Mann apparently tweaked The Last of the Mohicans again for its Blu-ray release. Like George Lucas, Mann's a serial recutter, as Matt Zoller Seitz calls him. I wouldn't be surprised if he changed the color of the Chicago sky in the new Criterion Collection Blu-ray of Thief like Lucas did with the Bay Area sky for the DVD release of American Graffiti.

'Welcome to hell, motherfucker!'
A huge reason why "Promontory" is such a highlight of the Trevor Jones portion of the Mohicans score (when Jones became unavailable, Mann recruited Randy Edelman to finish the rest of the score) is Jones' arrangement of Dougie MacLean's "The Gael," a Scottish folk tune that wasn't written for the film and had originated from MacLean's 1990 album The Search. "The Gael," which is performed on the fiddle by an uncredited Alasdair Fraser during the Mohicans score, and the other instrumentals on MacLean's album were originally composed and commissioned for a Loch Ness Monster exhibit in Scotland.
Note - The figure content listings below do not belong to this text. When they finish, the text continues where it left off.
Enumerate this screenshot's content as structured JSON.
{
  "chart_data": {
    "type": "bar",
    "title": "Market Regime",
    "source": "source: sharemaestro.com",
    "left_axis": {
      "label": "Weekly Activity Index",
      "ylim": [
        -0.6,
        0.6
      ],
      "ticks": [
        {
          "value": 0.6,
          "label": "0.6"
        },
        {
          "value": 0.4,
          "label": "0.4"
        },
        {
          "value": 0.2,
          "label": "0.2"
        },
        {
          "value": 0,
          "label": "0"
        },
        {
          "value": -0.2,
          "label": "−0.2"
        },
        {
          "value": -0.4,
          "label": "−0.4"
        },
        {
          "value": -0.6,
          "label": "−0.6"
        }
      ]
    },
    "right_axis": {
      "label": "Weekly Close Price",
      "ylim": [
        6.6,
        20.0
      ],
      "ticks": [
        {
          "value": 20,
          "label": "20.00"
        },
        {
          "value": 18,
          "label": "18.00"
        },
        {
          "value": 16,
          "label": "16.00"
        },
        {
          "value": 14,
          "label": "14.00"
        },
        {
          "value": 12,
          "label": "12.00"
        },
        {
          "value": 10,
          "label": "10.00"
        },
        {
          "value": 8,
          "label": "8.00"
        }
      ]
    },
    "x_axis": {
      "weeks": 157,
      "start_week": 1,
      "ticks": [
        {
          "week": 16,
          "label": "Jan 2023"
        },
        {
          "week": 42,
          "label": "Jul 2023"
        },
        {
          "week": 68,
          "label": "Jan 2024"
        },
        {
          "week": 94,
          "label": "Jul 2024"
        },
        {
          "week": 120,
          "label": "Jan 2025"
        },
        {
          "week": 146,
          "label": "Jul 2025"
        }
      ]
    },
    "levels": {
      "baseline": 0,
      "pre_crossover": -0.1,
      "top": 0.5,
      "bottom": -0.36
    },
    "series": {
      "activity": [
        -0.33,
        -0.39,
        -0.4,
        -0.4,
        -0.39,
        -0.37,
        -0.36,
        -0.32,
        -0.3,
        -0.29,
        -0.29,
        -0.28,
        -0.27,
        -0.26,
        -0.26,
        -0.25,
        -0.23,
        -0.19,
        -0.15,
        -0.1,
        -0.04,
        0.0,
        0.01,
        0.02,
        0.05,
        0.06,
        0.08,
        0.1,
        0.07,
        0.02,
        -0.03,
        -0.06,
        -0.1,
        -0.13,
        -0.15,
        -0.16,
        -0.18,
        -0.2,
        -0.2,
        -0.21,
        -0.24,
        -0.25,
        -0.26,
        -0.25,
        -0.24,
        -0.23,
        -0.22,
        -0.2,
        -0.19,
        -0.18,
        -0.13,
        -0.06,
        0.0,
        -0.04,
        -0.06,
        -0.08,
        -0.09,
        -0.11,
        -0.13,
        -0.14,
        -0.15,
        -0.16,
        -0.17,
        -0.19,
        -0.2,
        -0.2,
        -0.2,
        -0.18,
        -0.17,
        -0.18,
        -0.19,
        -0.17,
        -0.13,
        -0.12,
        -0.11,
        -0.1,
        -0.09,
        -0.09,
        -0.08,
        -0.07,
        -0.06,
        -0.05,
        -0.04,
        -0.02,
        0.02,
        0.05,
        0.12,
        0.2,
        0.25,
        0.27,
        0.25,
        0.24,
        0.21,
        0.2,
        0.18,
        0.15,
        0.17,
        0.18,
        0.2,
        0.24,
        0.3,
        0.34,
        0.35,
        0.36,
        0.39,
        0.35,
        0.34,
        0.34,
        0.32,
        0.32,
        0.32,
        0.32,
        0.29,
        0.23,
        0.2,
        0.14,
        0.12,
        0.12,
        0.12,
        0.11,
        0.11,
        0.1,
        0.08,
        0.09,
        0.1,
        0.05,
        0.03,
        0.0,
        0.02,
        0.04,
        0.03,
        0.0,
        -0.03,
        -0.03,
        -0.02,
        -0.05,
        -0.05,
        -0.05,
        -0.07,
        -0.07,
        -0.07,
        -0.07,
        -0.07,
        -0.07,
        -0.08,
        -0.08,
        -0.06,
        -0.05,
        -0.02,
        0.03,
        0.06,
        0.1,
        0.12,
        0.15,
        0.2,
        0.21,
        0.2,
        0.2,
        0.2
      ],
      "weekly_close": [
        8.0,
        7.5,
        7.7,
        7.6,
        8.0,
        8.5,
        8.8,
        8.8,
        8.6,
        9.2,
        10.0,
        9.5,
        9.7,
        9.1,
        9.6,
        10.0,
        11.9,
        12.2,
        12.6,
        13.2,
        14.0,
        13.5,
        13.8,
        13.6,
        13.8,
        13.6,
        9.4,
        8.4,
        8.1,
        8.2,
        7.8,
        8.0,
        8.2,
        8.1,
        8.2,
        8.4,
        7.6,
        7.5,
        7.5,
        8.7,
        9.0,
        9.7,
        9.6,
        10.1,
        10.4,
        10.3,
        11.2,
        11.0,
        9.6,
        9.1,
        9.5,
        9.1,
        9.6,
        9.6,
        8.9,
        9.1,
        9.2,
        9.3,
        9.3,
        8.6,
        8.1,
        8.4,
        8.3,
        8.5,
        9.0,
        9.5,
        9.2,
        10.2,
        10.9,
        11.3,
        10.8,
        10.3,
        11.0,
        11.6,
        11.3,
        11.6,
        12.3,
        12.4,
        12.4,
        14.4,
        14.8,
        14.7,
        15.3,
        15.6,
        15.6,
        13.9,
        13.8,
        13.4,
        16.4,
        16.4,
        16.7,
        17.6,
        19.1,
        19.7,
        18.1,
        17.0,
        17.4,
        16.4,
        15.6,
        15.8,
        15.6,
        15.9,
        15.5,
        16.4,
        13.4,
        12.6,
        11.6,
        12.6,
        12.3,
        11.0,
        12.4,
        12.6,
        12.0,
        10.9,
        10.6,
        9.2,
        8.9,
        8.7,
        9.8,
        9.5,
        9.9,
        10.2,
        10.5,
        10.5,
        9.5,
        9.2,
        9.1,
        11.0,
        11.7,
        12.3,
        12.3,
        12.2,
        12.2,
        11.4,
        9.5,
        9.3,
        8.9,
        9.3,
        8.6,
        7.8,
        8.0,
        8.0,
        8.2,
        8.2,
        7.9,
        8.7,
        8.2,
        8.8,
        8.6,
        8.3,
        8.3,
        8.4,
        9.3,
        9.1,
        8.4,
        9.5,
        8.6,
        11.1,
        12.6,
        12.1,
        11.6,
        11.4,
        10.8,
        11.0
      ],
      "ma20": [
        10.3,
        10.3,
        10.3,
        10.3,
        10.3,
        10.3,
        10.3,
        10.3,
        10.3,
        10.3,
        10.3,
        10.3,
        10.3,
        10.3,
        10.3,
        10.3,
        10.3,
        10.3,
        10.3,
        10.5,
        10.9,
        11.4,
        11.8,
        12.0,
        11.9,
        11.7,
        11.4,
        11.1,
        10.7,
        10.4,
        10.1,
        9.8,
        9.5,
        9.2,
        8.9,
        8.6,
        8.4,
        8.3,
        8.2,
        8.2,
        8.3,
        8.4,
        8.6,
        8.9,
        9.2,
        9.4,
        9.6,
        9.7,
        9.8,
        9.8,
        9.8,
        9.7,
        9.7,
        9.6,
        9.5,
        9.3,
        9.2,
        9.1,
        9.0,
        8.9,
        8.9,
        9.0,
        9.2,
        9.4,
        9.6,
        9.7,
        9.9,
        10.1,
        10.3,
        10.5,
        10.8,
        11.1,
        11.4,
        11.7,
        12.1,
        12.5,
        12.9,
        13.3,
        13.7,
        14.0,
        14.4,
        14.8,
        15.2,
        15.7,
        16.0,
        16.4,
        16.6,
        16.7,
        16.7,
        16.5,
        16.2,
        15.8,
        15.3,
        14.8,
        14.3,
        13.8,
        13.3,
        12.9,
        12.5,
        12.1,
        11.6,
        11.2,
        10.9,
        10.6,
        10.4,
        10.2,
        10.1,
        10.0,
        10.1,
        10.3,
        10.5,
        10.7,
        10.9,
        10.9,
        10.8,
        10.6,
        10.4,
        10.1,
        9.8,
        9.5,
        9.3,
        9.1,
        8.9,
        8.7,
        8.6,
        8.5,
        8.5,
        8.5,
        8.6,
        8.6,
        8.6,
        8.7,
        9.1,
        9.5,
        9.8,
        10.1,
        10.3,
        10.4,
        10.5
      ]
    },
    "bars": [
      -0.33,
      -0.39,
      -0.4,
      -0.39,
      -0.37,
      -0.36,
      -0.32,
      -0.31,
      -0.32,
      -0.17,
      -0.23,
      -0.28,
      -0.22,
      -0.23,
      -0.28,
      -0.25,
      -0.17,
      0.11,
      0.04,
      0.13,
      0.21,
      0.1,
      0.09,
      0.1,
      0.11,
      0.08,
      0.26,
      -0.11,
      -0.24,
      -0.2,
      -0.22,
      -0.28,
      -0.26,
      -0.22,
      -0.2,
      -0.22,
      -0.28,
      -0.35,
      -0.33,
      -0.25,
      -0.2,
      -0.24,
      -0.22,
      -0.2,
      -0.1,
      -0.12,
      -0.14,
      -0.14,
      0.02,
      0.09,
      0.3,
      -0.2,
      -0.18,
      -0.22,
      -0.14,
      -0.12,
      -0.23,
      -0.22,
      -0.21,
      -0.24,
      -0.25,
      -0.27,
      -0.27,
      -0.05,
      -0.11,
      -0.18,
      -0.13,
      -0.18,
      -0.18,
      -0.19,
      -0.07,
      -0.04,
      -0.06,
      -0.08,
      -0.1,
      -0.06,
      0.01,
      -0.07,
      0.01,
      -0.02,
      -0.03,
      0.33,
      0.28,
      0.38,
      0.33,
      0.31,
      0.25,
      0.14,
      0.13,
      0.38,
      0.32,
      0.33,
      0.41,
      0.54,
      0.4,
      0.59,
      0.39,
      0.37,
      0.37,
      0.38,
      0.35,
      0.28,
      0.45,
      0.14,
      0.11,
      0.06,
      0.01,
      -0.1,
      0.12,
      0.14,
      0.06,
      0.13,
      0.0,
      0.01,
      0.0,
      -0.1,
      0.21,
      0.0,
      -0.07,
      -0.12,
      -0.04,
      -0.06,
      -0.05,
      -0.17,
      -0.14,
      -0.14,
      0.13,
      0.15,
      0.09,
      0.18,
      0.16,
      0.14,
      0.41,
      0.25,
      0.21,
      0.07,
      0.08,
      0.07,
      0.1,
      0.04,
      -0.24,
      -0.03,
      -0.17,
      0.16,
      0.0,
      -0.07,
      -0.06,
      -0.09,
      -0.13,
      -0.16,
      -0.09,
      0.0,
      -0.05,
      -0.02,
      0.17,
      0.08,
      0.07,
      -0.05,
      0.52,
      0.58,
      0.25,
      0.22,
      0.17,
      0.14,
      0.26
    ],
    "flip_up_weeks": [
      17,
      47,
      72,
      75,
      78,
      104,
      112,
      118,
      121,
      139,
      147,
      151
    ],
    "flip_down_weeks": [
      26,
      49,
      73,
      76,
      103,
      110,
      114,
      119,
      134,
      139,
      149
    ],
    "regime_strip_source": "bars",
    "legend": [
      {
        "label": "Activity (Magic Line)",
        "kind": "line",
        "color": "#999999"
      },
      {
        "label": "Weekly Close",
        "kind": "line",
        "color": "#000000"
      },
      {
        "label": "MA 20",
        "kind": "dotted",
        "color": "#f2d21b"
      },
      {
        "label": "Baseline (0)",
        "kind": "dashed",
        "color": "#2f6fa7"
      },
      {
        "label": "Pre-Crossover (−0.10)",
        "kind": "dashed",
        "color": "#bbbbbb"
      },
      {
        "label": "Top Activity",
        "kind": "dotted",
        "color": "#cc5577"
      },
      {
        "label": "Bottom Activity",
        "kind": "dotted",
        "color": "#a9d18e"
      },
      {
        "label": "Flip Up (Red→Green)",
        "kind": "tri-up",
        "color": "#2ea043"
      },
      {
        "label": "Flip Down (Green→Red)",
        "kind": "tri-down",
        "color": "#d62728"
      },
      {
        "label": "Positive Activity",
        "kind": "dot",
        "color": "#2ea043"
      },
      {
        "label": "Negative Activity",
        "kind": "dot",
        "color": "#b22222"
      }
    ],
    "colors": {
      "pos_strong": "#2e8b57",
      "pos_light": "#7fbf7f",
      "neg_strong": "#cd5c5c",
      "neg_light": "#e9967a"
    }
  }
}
Like when Mann needle-dropped Moby's "God Moving Over the Face of the Waters" for Al Pacino and Robert De Niro's final scene together in Heat (by the way, the reverb of the gunfire in that film is another example of Mann's amazing knack for sound design) or when Mann opened Public Enemies with Otis Taylor's "Ten Million Slaves" (what's a song about slaves crossing the Middle Passage doing in a gangster flick about John Dillinger?), this melody related to Nessie is a weird choice, especially for a movie about the French and Indian War, yet it somehow works.

The placement of "The Gael" in the unlikeliest of settings is the very reason why I restored "Promontory" to the "AFOS Prime" playlist after a long absence. I saw a former AFOS listener tweet about how perfect "Promontory" is as music while she gazed at Midwestern snowfall, and the tweet made me put "Promontory" back into rotation. "Promontory" is the Inception "BRAHM!" of the natural world. It makes anything dramatic.